Here’s the way it was:
Before she left Hoadley with my welder’s mask and my five hundred dollars she’d got good and mad and made up her mind that if Culp and the rest of them preachers and her mother and all were going to say she belonged to the devil, because her face was so ugly, and if they was so sure they wasn’t going to hell the way she would’ve liked them to, well, she’d just go there herself and thumb her nose at them and their God. She didn’t want to be noplace where they was. Any God would put her in hell was a rotten God and she wouldn’t brown-nose him no more. Their God hadn’t never been no use to her and she didn’t want no more to do with him. She’d go to the old gods, the ones that had been around before there was a fat-ass God, and maybe they’d be better friends to her.
There was two things she wanted real bad. One was to be beautiful for once in her life. And the other was to get back at all them people had made her miserable.
I didn’t understand till later that she meant to kill them, kill the whole town, kill Hoadley. I was still thinking Culp had give himself a heart attack. And she didn’t say nothing about none of that to me. She just said about deciding to call up the spirit of deep earth and fire, black and orange, the old Halloween god who had been around longest of all.
What she did, she took the bus toward Pittsburgh just so’s everybody would think she’d left Hoadley, but she got off at one of them gas stations with a little food store in it and bought a bunch of food with some of the money I give her and started walking back, cross country. Joanie was a big strong girl but she still got awful tired with all the stuff she was carrying and she didn’t get to the trolle
y park until way after dark. Which was okay, cause it had to be dark for what she was doing.
“I knew it had to be a spinning place,” she says to me. She says all the poets and them prophets in the Bible says so. “Yeats and the gyres, Ezekiel’s wheels and all that. And I knew this carousel was up here, not that far from town but isolated. And I had a good idea what to do.”
She’d come up with some spells to try by doing the opposite of them Christian spells in the pow-wow book. Turn the sign of the cross upside down and like that. Take the three highest names and say them backwards. Plus she had my welder’s mask for protection, plus she had this weird snake she hadn’t never told me nothing about.
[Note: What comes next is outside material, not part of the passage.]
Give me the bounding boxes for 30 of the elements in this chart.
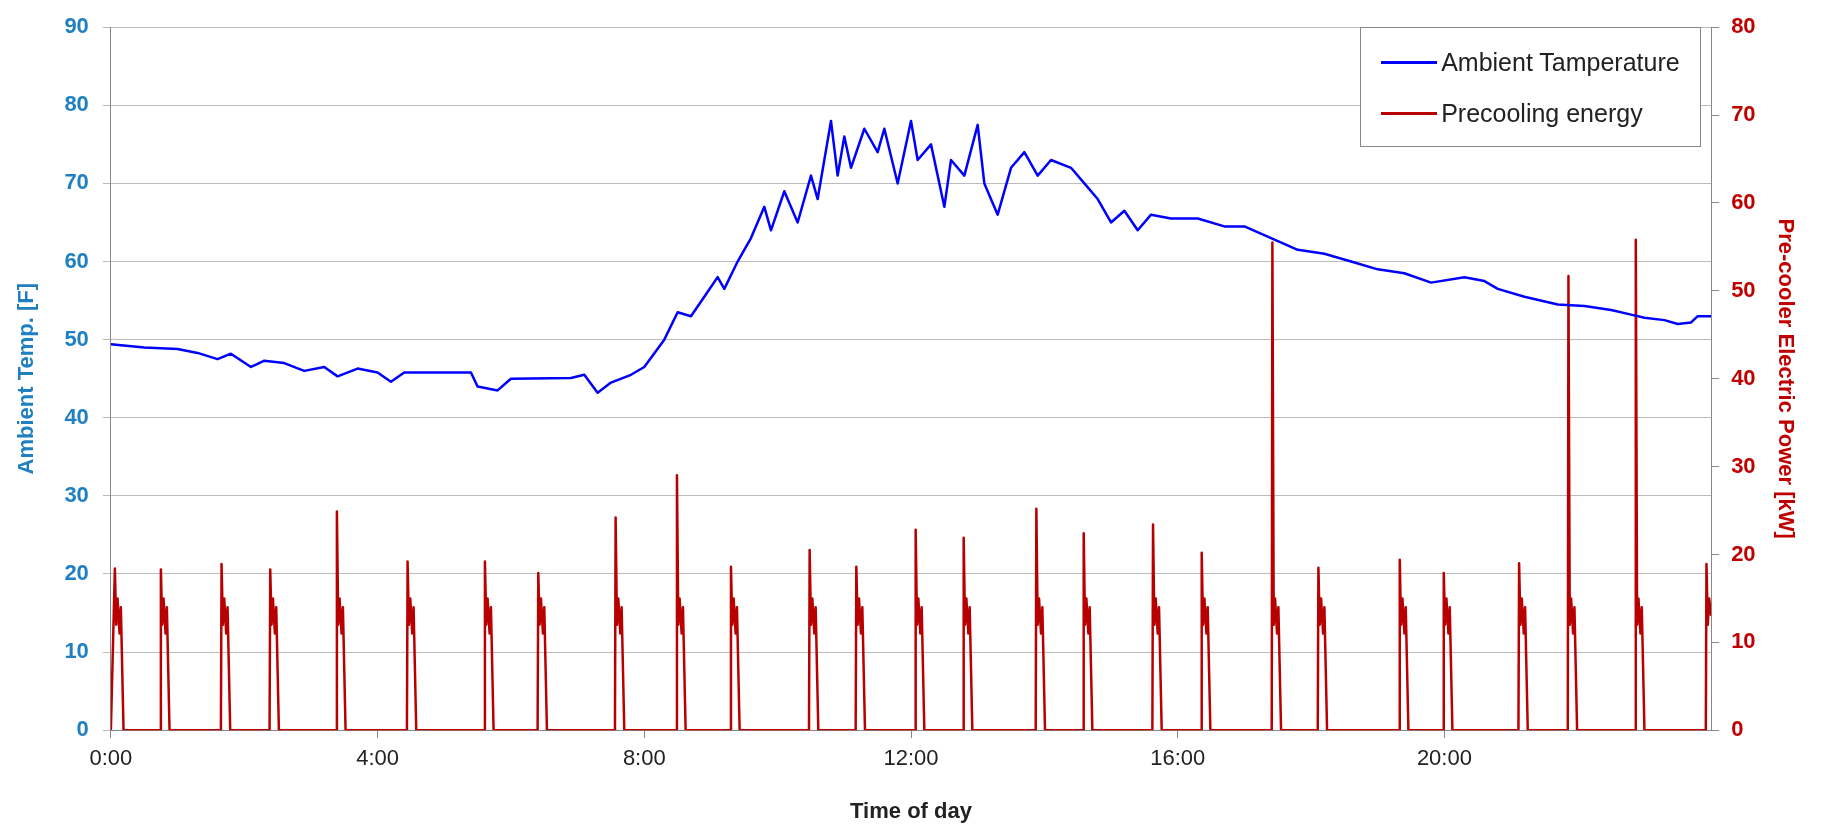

She stood in the trolley park beside the carousel and told her snake to crawl all around her in a circle, and it done it. And she put on the welder’s mask, and told her snake to stay between her and the merry-go-round, and she said her strongest spell.
“Next thing there was this crash,” she says to me, “like the earth splitting apart, and a big ball of fire came out of the carousel. Broke out through the wall like it was something solid and came rushing straight at me, and poor old Snakie just turned belly-up and died.” She gave a sort of chuckle deep in her throat. “I was so scared I about wet my pants.” For a minute there she sounded like the old Joanie.
The earth god was in the fireball. She could see him a little bit in the middle of the fire by looking through the welder’s mask. He had horns. And he was mad as hell because she’d interrupted his dessert or something, dragged him away from a good dinner. But he couldn’t come across the snake line to get at her. And he couldn’t see her face through the welder’s mask, to see how ugly she was, and that made her feel better.